The PSI was heterogeneous (Table 3); the majority of the patients were diagnosed as risk class III or IV. Only the study of Arshad et al. [15] did not provide a pneumonia severity classification. Half of the patients in the ceftaroline fosamil and control arm were diagnosed as PSI risk class III. However, the study of Jandourek et al. [9] recruited two third of the patients diagnosed as PSI risk class IV. A description of a multi-lobar infiltration, as well as of a pleural effusion, was performed by two (25.0%) studies [9, 12]. At least one chronic parenchymal or airway disease (including COPD, bronchiectasis, and interstitial fibrosis) affected a proportion of patients ranging from 20.0 to 33.2% per single arm. Asthma was described only by four (50.0%) studies [10, 11, 13, 14] and was found in less than 10% of the patients. Previous episodes of pneumonia were recorded in one fifth of the treatment group; however, this information was provided only by three (37.5%) studies [10, 11, 13]. Four (50.0%) studies [10‐12, 22] found that 1/3–1/2 of the cohort was previously treated with antibiotics.
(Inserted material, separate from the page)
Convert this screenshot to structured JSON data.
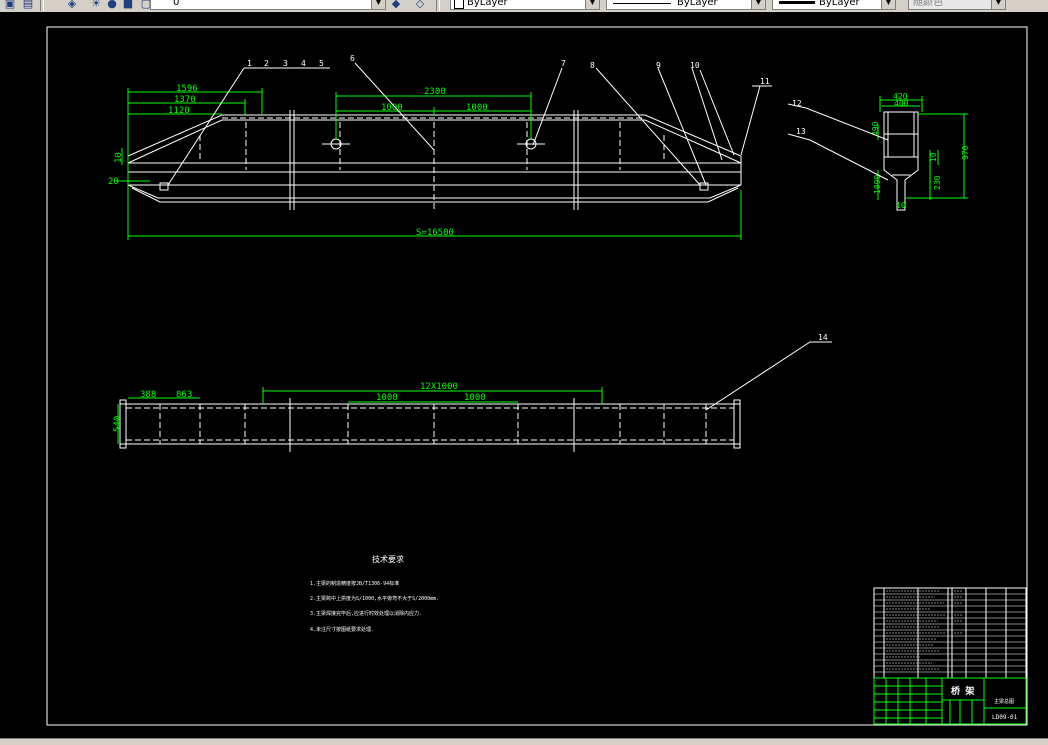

The prevalence of bacteremia was very low (< 10%) per single arm in 4 (50.0%) studies [10, 11, 13, 14]. Only the study of Jandourek et al. [9] found a bacteremia prevalence of 100%.

Six [16‐21] out fourteen (42.9%) studies evaluated the efficacy/effectiveness of ceftaroline fosamil without a control arm. The sample size was heterogeneous, from 21 to 528 patients (Table 4). The mean (SD) age was high, ranging from 60 (18) to 64.3 (1.7) years. The proportion of males ranged from 48.3 to 57.5%.

The prevalence of patients with chronic parenchymal or airway diseases was significantly higher if compared with that found in the cohort of patients recruited in controlled studies (40.7–47.5%) (Table 5). Furthermore, in three out four studies (75%) [16‐18] one fifth of those treated with ceftaroline fosamil suffered of congestive heart failure. However, the percentage of previous episodes of pneumonia was similar (range: 24.6–25.4%). Three (50.0%) studies [16, 18, 19] described previous antimicrobial exposure, which was higher than 82%.

The overall efficacy/effectiveness of ceftaroline fosamil in all types of pneumonia (i.e., CAP, VAP, HCAP, HAP) cases was 81.2% (95% CI: 79.9–82.6; I²: 1.2%) (Fig. 2). The pooled treatment success rate was equal to 81.3% (95% CI: 80.0–82.7; I²: 7.7%) in patients with CAP, recruited in 12 (85.7%) studies (Fig. 3); a similar pooled clinical success (83.0%, 95% CI: 65.0–95.0; I²: -) was found for patients with VAP, HCAP, and HAP, enrolled in 2 (14.3%) studies (Fig. 4).

In the 8 (57.1%) controlled studies [9‐15, 22] the pooled relative risk of clinical cure was 1.1 (95% CI: 1.1–1.2; I²: 0.0%) (Fig. 5).

The stratified analysis according to the microbiological diagnosis showed a high clinical and microbiological success: it was 82.6% (95% CI: 78.6–86.4; I²: 0.0%) in patients with a lung infection caused by S. pneumoniae, 93.0% (95% CI: 77.0–100.0; I²: 0.0%) in those with a MDR S. pneumoniae infection (Figs. 6 and 7). The cases of pneumonia caused by MSSA and MRSA showed a pooled success rate of 72.3% (95% CI: 64.5–79.4; I²: 0.0%) and 71.7% (95% CI: 59.7–82.3; I²: 67.9%), respectively (Figs. 8 and 9).

Only 4 (28.6%) studies [10, 11, 13, 14] described the safety profile of the ceftaroline fosamil and control group: the percentage of adverse events ranged from 39.9 to 53.7% in the ceftaroline fosamil arm, whereas it ranged from 42.7 to 47.2% in the control arm (Table 6). The most frequently reported adverse events were: diarrhea, headache, insomnia, nausea, phlebitis, hypertension, and hypokalemia; however, their point prevalence was less than 5% in the ceftaroline fosamil group. Mortality rate in ceftaroline-treated arm is summarized in the Table 7.